The main topics of the speakers' presentations were focused on research on nuclear energy safety in the Republic of Kazakhstan, research in the field of nuclear technology and nuclear medicine in Kazakhstan, prospects for building nuclear power plants in international cooperation, potential suppliers of reactor technology, non-proliferation of weapons of mass destruction, popularizing knowledge, and training personnel for nuclear science and industry. The common theme throughout all the presentations emphasized the urgent need to construct nuclear power plants in Kazakhstan due to the growing deficit of electrical energy, and the inability to generate the required amount of energy through coal, gas, wind, or solar power. It was stressed, including by the Deputy Minister of Energy of Kazakhstan, that there is no alternative to nuclear energy shortly.
The memory of the legacies of nuclear explosions at the Semipalatinsk Nuclear Test Site, insufficient public awareness of the advantages of nuclear energy, and a lack of trust in the competence of officials have led to a phobia among people regarding nuclear power plants. Representatives from NNWI in Central Asia and Kazakhstan, along with colleagues from Russia and the Kazakhstan Atomic Power Stations (KAES) Company, also addressed students of the Faculty of Energy at the East Kazakhstan State Technical University and technical college metallurgy students. They also gave interviews to state and local television channels.
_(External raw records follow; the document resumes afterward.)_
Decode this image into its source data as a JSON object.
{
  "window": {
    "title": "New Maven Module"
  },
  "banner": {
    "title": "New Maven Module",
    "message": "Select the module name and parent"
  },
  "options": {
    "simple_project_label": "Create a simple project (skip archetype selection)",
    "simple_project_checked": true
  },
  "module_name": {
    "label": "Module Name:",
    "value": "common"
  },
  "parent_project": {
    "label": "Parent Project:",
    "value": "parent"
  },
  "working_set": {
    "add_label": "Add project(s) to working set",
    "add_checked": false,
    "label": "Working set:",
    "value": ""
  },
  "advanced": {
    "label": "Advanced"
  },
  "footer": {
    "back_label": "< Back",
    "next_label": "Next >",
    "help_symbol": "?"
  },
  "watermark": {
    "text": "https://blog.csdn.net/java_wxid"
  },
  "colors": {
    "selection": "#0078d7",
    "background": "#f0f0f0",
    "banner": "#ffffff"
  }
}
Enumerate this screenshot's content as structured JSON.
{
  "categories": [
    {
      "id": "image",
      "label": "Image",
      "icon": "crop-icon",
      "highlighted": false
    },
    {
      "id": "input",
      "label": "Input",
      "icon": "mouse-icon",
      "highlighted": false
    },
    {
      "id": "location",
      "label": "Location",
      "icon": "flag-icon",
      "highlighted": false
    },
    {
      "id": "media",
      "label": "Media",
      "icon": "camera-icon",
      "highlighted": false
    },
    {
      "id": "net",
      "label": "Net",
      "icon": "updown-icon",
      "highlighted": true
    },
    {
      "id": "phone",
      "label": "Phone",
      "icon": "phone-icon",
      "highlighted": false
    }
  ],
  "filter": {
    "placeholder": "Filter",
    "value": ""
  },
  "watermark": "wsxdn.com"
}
Before the public referendum on the construction of nuclear power plants, announced by the country's president on September 1, which may take place by the end of this year, the relevance of the speakers' presentations to students was very timely. Atomic technology vendors, the advantages and differences of their proposals, environmental issues, water consumption, and other topics were extensively presented. The lively interest of the public indicates a turning point toward a positive perception of nuclear topics, and it is important not to stop in the broad popularization of the safety of peaceful nuclear energy use.